Recensione Palo Alto (2013)

Più che raccontare una storia, Palo Alto crea un'atmosfera, accosta situazioni che forniscono uno spaccato della gioventù americana. Il tutto senza morbosità né giudizi morali di sorta.

Equilibristi sul precipizio

Adolescenti confusi, perduti, pericolosi, che covano in sé il seme della follia o cercano solo di distinguersi dalla massa. I protagonisti di Palo Alto, pellicola ispirata alla raccolta di racconti di James Franco In stato di ebrezza, non appartengono alla patinata gioventù losangelina, non posseggono la carica autodistruttiva degli scandalosi lost boys di Gregg Araki né l'inquietante distacco emotivo dei personaggi di Gus Van Sant. Palo Alto è una cittadina della provincia californiana in cui Franco è cresciuto nei primi anni '80, ben prima che la location vivesse il boom dell'industria multimediale divenendo quartier generale di Facebook. Quella piccola borghesia americana che ne popola i quartieri residenziali trascorrendo un'esistenza priva di stimoli in casette tutte uguali, preoccupandosi unicamente del denaro e dell'affermazione personale, diviene terreno d'indagine per Gia Coppola, ennesimo membro della celebre dinastia italoamericana a cimentarsi nella regia. La Coppola si muove in un terreno già ampiamente esplorato confezionando un romanzo di formazione poco originale nel tema, ma vivo e vitale nel contenuto. La regista riesce a cogliere con naturalezza a tratti quasi documentaristica il malessere e l'insicurezza che albergano negli adolescenti americani fotografandoli nei loro rituali: lo sport, le feste, il fumo, l'alcool, il sesso, le relazioni con il mondo adulto.

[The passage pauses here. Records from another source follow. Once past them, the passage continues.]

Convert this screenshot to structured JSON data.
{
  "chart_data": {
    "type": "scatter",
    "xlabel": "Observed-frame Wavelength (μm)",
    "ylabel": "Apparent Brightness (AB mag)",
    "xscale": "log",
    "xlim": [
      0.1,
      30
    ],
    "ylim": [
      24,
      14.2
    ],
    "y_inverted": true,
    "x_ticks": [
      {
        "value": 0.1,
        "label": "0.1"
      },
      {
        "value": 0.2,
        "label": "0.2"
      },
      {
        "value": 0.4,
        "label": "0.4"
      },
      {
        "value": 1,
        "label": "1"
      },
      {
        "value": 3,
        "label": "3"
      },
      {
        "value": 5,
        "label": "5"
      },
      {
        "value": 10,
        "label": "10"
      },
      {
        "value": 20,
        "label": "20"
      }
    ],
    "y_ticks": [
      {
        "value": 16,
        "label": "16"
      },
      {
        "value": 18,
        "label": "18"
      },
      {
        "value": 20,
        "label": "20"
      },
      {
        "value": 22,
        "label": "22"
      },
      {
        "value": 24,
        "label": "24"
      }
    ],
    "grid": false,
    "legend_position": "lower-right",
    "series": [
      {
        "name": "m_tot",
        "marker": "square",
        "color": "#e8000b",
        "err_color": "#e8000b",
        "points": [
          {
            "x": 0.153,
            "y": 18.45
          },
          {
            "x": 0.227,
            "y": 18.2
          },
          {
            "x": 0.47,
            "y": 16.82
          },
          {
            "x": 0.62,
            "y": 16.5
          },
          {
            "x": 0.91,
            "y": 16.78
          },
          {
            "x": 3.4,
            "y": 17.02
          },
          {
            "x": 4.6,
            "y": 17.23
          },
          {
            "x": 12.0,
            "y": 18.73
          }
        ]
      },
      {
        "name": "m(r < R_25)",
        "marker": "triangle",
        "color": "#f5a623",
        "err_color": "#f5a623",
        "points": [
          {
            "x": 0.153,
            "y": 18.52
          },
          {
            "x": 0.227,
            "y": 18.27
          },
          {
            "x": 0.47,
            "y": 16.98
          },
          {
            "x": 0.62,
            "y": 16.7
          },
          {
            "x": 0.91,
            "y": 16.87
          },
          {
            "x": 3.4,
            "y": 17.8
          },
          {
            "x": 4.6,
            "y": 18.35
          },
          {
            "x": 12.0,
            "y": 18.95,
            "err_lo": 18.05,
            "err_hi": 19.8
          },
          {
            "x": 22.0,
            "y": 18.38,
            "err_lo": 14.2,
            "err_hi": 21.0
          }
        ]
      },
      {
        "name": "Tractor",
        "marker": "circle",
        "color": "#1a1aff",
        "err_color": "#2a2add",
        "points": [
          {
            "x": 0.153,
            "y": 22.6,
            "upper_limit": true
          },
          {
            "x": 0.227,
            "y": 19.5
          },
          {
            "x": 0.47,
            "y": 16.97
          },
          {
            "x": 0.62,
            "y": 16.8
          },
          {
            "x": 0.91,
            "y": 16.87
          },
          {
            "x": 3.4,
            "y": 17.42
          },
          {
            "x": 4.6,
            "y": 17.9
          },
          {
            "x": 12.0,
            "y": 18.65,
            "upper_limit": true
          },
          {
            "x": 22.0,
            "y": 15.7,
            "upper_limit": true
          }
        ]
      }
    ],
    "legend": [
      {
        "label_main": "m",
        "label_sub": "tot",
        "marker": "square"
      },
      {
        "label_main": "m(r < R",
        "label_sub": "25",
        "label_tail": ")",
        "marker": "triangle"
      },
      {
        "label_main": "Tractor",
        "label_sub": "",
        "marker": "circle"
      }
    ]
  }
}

April (Emma Roberts) è un'adolescente divisa tra l'interesse per l'irrequieto coetaneo Teddy (l'esordiente Jack Kilmer, figlio di Val Kilmer) e le attenzioni di Mr. B, il suo allenatore di calcio (interpretato da James Franco). Teddy se ne va in giro a fare danni insieme a Fred (Nat Wolff), dedito alla marijuana e a comportamenti estremi, che a sua volta frequenta Emily (Zoe Levin), una delle ragazze facili della scuola. In una pellicola d'impronta corale Gia Coppola permette alla narrazione di fluire liberamente, lasciando ai personaggi lo spazio necessario per lo sviluppo dei singoli caratteri. Le loro vicende si intrecciano e si alternano in un mosaico magmatico in continua evoluzione. Lo sguardo della regista denota curiosità e fascinazione, si fa complice per catturare la verità di una generazione X a cui nessuno ha fornito le istruzioni per diventare grandi. Assenti quasi del tutto gli adulti, o comunque incapaci di educare (oltre alla madre di Teddy, nel film compare il permissivo ed eccentrico patrigno di April, interpretato da un irresistibile Val Kilmer), a Talia Shire viene affidato un significativo cameo nei panni di una consulente scolastica che incalza April per spingerla a riflettere sul futuro. Un futuro che, agli occhi di questi giovani, appare privo di interesse.
L'unico adulto disposto a entrare realmente in contatto con i ragazzi e a trattarli come suoi pari è Mr. B, l'allenatore della squadra di calcio femminile interpretato da James Franco il quale però, a sua volta, si dimostra ambiguo e insicuro infrangendo i vincoli professionali e intrecciando una relazione proibita con April. L'attore sembra a suo agio in un ruolo così discutibile e rivela una notevole alchimia con Emma Roberts, a sua volta capace di una perfomance naturale e intensa. Imperdibile anche il cameo di Val Kilmer che interpreta il pittoresco patrigno di April affettuoso, ma tossico. Come nei film di Sofia Coppola, anche in questo caso l'andamento narrativo non è strutturato rigidamente. Più che raccontare una storia, il film crea un'atmosfera, accosta situazioni che forniscono uno spaccato della gioventù americana. Il tutto senza morbosità né giudizi morali di sorta. Un universo, a tratti delicato a tratti disturbante, di adolescenti in bilico su un filo sottile. Quanti di loro riusciranno a superare indenni la linea d'ombra?